Of course it should go without saying that the people who
kept quiet about all those allegations against Ramadan did the right thing – as
the Director of Oxford’s Middle East Centre just put
it so delicately: “It’s not just about sexual violence. For some students
it’s just another way for Europeans to gang up against a prominent Muslim
intellectual. We must protect Muslim students who believe and trust in him, and
protect that trust.”
Absolutely and obviously right: it would be plain old
“Islamophobia” to focus on the fact that there have been accusations of sexual
misconduct and even potentially criminal conduct against Ramadan for years and
that some women finally have found the courage to come forward to testify!!!

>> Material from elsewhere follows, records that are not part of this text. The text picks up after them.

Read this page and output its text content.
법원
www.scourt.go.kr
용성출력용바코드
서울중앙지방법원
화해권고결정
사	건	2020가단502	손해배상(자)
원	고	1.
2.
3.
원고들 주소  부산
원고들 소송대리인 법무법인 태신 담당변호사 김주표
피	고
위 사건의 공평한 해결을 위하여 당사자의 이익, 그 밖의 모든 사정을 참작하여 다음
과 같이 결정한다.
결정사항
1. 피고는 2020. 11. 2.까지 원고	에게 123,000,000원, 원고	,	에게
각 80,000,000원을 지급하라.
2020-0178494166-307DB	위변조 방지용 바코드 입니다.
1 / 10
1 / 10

So all we can do now is helplessly watch the monstrously
evil Zionist plot against Tariq Ramadan take its course. But in the meantime, let
me just highlight a bit of the record of the “prominent Muslim intellectual”
whom Oxford apparently deems so worthy of the continued “trust” of students –
particularly Muslim students.
If you check out Ramadan’s own website, you will see that it
has several pages worth of links to his Press TV show “Islam and Life.”

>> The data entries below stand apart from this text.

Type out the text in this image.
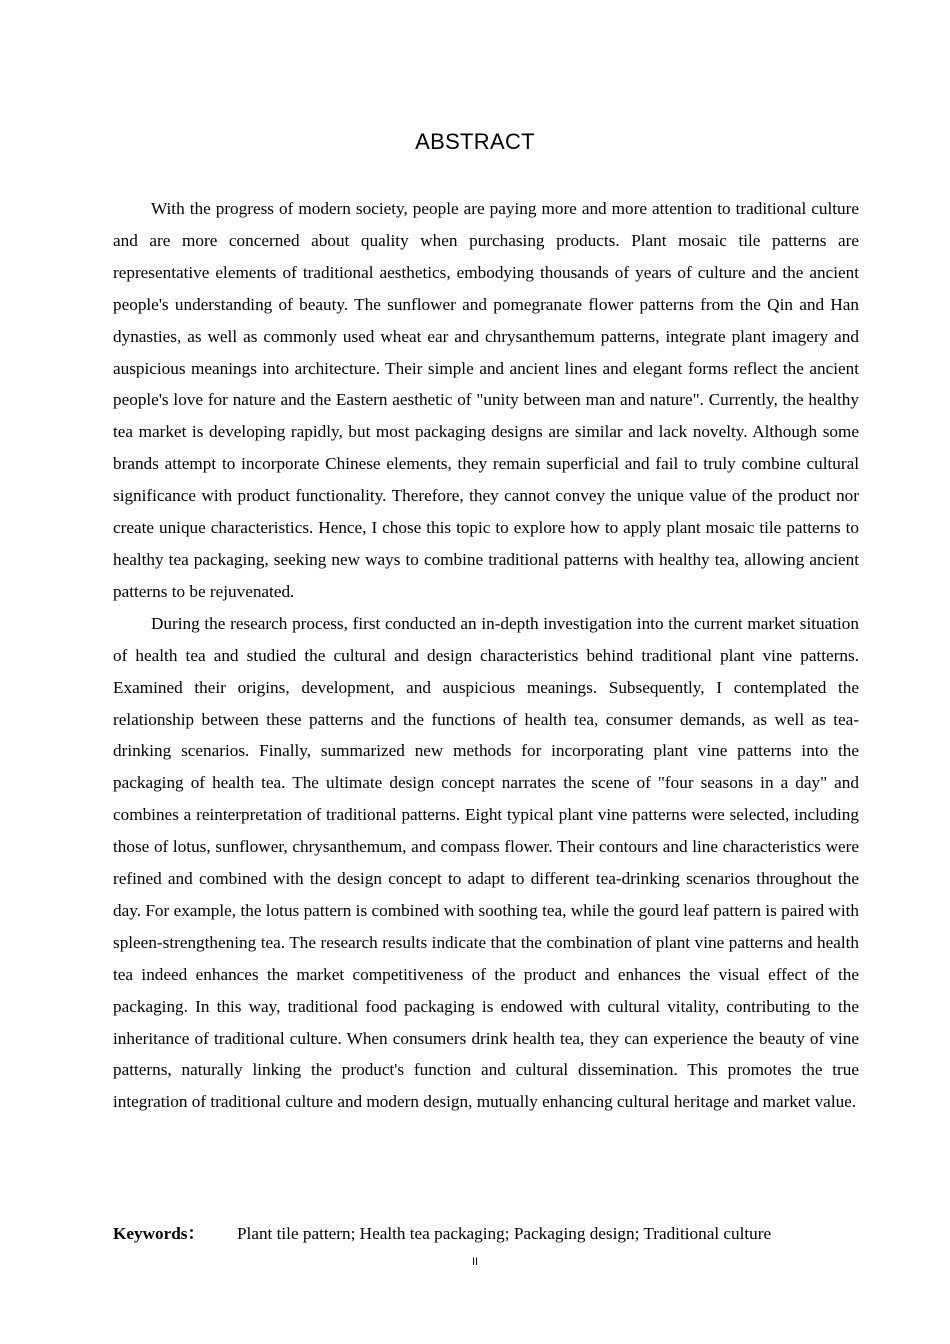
ABSTRACT

With the progress of modern society, people are paying more and more attention to traditional culture and are more concerned about quality when purchasing products. Plant mosaic tile patterns are representative elements of traditional aesthetics, embodying thousands of years of culture and the ancient people's understanding of beauty. The sunflower and pomegranate flower patterns from the Qin and Han dynasties, as well as commonly used wheat ear and chrysanthemum patterns, integrate plant imagery and auspicious meanings into architecture. Their simple and ancient lines and elegant forms reflect the ancient people's love for nature and the Eastern aesthetic of "unity between man and nature". Currently, the healthy tea market is developing rapidly, but most packaging designs are similar and lack novelty. Although some brands attempt to incorporate Chinese elements, they remain superficial and fail to truly combine cultural significance with product functionality. Therefore, they cannot convey the unique value of the product nor create unique characteristics. Hence, I chose this topic to explore how to apply plant mosaic tile patterns to healthy tea packaging, seeking new ways to combine traditional patterns with healthy tea, allowing ancient patterns to be rejuvenated.

During the research process, first conducted an in-depth investigation into the current market situation of health tea and studied the cultural and design characteristics behind traditional plant vine patterns. Examined their origins, development, and auspicious meanings. Subsequently, I contemplated the relationship between these patterns and the functions of health tea, consumer demands, as well as tea-drinking scenarios. Finally, summarized new methods for incorporating plant vine patterns into the packaging of health tea. The ultimate design concept narrates the scene of "four seasons in a day" and combines a reinterpretation of traditional patterns. Eight typical plant vine patterns were selected, including those of lotus, sunflower, chrysanthemum, and compass flower. Their contours and line characteristics were refined and combined with the design concept to adapt to different tea-drinking scenarios throughout the day. For example, the lotus pattern is combined with soothing tea, while the gourd leaf pattern is paired with spleen-strengthening tea. The research results indicate that the combination of plant vine patterns and health tea indeed enhances the market competitiveness of the product and enhances the visual effect of the packaging. In this way, traditional food packaging is endowed with cultural vitality, contributing to the inheritance of traditional culture. When consumers drink health tea, they can experience the beauty of vine patterns, naturally linking the product's function and cultural dissemination. This promotes the true integration of traditional culture and modern design, mutually enhancing cultural heritage and market value.

Keywords： Plant tile pattern; Health tea packaging; Packaging design; Traditional culture
II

According to the Facebook page
of the program, it is a “weekly show with Prof. Tariq Ramadan on the world’s
fastest growing religion and the daily challenges faced by its followers
especially in the West.”
The Anti-Defamation League (ADL) has described
Press TV as “Iran’s official English-language propaganda arm” and “one of the
world’s leading dispensers of conspiratorial anti-Semitism in English.”
Maybe Oxford’s H.H. Sheikh Hamad bin Khalifa Al Thani
Professor of Contemporary Islamic Studies and Senior Research Fellow Tariq
Ramadan could devote one of his shows to the “Zionist plot” against him???
Now let’s have a quick look at some of the views the
oh-so-trustworthy Oxford professor shares with his social media followers (634K
on Twitter, more than 2 million
on Facebook).
Some two years ago – on the same day when The Atlantic
published Jeffrey Goldberg’s excellent piece
on “The Paranoid, Supremacist Roots of the Stabbing Intifada” – Ramadan posted a rant entitled “ISRAELI SOCIETY IS
SICK.” Naturally, no word about the ongoing wave of murderous stabbing and
car-ramming attacks by Palestinian terrorists, but plenty of blood-libel style
poison about how utterly evil and murderous Israeli society is, concluding with
the professor’s view: “It is Israel that is the first danger of Israel, and its
main disease.” One of Ramadan’s fans responded with a succinct summary: “Israel
has become its worst nightmare; zionism is naziism.”
Already a few weeks earlier, Ramadan bitterly denounced “the great democrats of the world”
who “talk about self-defense of Israel” which really means giving “Israel carte
blanche to spread inhumanity, repression and horror.” The eminent professor
concluded “Disgusting, really.”
If you’re not too disgusted by now, here are a few more
similar outpourings of Oxford’s H.H. Sheikh Hamad bin Khalifa Al Thani
Professor of Contemporary Islamic Studies and Senior Research Fellow Tariq
Ramadan: “#Israel They kill in #Palestine;”
“#Israel CONDEMN ! CONDEMN ! FOR GOD SAKE
CONDEMN !!!;” and “ISRAEL AND STATE
TERRORISM.”
Finally, it will come as no surprise that Carlos Latuff –
the proud second-prize-winner of Iran’s 2006 “International
Holocaust Cartoon Competition” – is the kind of “artist” who can express in
a picture that is worth a thousand antisemitic words how Tariq Ramadan feels.